I have a confession; I’ve always been a hand tool chap since I was very little watching my Granddad work but there was a time when I loved to watch Norm on the TV. As far as influences go I think Norm must have had a huge impact at getting many people interested in woodwork which is brilliant. But the trouble was I was still learning and felt that if I could have a set up like Norm’s then everything would go like clockwork. I desired for machines for a while and spent most of that time feeling deflated that I had no money to even scratch the surface and I certainly didn’t have enough space. It wasn’t until I struggled on without the ‘perfect’ set up that something clicked, I didn’t enjoy the noise or dust created by the cheap machines that I’d acquired and most of my time was being spent either setting up a machine or scratching my head trying to work out what had broken now. By contrast every bit of work I did by hand brought satisfaction, a sense of achievement. My love of woodwork was rekindled and very quickly I was stripping things right back to basics, studying age old techniques and creating my own through trial and error.
I’ve been a hand tool fanatic ever since but would never dispute that machines are necessary. A great majority of woodworkers are keen hobbyists rather than professional and in the UK especially this means space can be tight. With any hobby we do it for enjoyment, it may be for relaxation or an ambition to keep learning but one thing we don’t need is unnecessary frustration.
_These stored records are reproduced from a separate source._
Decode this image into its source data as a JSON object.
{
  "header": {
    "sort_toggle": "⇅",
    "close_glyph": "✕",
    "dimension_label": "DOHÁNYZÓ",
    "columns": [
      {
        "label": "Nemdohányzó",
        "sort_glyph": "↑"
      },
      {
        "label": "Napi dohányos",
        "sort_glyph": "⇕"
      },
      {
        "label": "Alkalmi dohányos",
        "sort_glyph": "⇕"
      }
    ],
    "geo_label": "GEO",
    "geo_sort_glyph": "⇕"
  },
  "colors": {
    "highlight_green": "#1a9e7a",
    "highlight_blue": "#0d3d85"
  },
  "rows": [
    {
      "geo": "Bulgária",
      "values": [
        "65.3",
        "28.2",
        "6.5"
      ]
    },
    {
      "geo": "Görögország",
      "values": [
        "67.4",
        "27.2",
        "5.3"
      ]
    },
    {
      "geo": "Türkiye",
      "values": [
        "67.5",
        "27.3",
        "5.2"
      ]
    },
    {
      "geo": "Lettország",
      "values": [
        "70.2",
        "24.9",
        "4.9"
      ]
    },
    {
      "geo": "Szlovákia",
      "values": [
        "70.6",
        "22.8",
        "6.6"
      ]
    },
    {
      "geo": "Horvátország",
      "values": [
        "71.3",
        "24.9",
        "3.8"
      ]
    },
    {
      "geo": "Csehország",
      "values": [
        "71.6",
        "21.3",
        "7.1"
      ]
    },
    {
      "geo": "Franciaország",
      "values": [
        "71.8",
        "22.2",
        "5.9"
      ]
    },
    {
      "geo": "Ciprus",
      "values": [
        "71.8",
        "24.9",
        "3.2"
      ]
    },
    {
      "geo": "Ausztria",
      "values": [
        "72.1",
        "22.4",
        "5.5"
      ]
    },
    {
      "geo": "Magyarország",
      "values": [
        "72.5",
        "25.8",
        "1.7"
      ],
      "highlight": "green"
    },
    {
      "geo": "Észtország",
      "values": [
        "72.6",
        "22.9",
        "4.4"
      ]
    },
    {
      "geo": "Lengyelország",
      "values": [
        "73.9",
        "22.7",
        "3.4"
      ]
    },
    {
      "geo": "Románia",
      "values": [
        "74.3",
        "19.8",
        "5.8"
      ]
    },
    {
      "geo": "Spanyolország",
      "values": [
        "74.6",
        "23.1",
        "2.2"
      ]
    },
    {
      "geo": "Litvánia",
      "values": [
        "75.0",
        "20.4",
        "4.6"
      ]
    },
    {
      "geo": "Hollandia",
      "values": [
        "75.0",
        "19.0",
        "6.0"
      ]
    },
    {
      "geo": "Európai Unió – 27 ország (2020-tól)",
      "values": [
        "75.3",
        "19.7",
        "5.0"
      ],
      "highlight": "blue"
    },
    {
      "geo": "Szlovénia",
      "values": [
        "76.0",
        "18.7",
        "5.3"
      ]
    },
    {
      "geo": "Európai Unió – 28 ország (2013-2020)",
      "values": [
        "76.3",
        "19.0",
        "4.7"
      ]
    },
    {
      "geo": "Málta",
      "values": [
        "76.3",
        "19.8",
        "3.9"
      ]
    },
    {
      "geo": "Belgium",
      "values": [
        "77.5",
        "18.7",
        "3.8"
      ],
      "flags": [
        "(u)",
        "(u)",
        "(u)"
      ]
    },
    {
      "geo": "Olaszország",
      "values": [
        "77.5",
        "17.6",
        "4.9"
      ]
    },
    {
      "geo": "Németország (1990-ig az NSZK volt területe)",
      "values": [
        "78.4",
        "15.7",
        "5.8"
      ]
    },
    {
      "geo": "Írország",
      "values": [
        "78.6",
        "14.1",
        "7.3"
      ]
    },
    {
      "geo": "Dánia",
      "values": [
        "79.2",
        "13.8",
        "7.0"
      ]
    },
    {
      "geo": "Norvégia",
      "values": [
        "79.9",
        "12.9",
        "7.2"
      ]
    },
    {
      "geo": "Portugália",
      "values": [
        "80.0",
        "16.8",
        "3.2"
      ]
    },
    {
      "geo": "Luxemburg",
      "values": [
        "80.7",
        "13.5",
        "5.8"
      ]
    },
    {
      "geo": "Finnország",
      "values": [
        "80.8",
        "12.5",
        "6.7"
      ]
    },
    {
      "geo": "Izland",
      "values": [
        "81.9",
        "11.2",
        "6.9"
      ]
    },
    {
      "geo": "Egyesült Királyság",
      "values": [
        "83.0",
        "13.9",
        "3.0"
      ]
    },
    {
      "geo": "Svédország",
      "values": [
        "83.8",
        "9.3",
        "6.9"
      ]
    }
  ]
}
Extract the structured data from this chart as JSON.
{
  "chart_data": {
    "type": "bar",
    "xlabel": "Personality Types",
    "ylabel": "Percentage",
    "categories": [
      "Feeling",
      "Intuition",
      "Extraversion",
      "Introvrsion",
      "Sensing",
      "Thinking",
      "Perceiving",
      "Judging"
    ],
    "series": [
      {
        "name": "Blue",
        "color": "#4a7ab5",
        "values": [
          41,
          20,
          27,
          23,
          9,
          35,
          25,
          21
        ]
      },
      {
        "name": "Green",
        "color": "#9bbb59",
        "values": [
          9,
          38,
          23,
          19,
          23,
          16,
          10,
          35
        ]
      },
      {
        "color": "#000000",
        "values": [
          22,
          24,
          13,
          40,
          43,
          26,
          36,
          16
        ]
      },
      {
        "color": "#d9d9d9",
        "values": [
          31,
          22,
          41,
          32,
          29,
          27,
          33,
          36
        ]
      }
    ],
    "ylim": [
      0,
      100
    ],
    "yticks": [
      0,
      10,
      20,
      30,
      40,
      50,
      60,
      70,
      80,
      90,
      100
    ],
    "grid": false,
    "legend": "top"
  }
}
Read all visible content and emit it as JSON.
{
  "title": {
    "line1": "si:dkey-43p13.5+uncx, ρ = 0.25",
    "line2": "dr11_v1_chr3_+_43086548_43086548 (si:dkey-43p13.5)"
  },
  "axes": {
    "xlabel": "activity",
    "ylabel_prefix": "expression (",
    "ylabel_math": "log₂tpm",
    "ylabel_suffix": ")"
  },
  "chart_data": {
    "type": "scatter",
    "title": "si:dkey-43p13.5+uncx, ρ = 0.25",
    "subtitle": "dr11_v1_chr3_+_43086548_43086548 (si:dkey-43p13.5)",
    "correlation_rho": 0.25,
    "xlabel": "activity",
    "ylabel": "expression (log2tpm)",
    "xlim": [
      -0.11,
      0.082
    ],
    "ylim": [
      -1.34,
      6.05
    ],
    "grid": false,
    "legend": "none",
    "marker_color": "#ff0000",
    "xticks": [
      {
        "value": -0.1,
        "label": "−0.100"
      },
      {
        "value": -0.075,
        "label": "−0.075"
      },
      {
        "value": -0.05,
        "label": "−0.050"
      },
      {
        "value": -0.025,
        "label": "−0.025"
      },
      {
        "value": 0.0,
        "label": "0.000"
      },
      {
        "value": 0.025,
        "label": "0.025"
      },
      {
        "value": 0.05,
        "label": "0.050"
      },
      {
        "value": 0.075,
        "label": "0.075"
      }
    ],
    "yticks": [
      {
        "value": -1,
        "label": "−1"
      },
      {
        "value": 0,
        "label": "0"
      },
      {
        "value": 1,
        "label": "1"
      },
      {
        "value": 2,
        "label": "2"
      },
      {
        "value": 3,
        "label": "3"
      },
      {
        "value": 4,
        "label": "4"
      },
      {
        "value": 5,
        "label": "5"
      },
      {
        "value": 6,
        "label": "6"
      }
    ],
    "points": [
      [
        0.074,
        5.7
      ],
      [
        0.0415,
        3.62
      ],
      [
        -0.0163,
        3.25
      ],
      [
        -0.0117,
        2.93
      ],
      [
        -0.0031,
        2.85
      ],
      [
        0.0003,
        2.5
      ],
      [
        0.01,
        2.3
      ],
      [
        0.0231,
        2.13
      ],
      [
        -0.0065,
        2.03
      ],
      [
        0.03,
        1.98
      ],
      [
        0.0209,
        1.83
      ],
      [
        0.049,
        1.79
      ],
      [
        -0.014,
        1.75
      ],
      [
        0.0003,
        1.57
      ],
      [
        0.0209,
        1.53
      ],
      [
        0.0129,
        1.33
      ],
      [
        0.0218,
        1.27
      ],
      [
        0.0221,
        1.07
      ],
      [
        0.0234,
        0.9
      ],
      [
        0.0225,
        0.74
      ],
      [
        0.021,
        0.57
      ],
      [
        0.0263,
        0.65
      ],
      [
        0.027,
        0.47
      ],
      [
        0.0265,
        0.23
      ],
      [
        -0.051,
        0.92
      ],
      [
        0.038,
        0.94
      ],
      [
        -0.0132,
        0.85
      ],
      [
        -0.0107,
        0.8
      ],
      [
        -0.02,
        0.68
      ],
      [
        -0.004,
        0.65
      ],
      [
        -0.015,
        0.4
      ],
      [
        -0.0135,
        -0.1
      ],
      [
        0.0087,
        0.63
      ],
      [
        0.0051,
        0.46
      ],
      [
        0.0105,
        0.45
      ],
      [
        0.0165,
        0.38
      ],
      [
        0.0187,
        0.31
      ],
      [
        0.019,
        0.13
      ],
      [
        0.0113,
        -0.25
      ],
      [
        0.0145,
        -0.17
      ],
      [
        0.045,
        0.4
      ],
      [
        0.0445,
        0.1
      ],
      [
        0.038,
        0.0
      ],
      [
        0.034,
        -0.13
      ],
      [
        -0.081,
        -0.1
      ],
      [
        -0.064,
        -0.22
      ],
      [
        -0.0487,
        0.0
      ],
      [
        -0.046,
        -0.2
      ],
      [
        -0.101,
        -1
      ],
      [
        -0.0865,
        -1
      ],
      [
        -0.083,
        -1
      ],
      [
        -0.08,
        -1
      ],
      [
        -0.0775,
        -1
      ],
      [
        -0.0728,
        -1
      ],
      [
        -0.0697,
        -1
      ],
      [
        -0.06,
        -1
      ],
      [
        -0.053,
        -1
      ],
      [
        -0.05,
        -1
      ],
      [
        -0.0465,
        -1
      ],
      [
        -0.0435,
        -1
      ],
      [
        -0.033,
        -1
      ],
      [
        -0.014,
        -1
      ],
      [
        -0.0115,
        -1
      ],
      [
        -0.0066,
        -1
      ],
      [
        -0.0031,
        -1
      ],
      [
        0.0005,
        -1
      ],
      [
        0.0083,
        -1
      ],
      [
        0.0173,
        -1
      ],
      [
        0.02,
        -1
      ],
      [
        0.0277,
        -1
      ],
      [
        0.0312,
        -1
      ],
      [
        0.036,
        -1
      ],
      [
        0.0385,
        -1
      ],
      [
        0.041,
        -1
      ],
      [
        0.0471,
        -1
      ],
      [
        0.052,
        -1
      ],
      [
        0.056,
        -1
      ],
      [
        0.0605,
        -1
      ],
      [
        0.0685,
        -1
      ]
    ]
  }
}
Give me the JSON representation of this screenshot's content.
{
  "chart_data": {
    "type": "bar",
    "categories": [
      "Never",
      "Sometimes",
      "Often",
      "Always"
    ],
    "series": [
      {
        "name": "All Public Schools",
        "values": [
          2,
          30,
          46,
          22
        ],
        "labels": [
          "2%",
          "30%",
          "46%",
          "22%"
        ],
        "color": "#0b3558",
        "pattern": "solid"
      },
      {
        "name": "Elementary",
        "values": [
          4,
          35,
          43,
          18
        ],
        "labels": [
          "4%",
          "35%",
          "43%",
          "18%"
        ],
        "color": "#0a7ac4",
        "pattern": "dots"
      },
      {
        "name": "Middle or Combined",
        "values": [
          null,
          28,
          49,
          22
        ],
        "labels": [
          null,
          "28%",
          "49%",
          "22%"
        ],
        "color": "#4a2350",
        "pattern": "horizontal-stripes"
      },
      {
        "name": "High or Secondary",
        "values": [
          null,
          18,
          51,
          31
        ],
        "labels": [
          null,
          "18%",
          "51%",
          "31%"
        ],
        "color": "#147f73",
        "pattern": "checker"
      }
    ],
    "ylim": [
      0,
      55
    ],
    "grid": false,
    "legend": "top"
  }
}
With a small garage you may have the space for a couple of small machines and I feel the right ones can make good companions to the hand tool woodworker. I know I’d stick to being hand tool only but a small bandsaw and planer-thicknesser would cut out a lot of the graft and repetition. The bandsaw comes in to quickly makes rips and is useful for awkward curves and the planer is obvious. When time is scarce and you have a big project on the go you may have more fun if you can move on to the more varied activities. I’d definitely encourage practicing your hand techniques on small projects but on something large like a wardrobe then you might want to hog the crap away!
I tend to see machines as roughing tools within the hand tool workshop so they’re there to get rid of the bulk of waste. To use machines for finer work and joinery takes a different approach so I would rarely see any need for something like a table saw with the way that I like to work.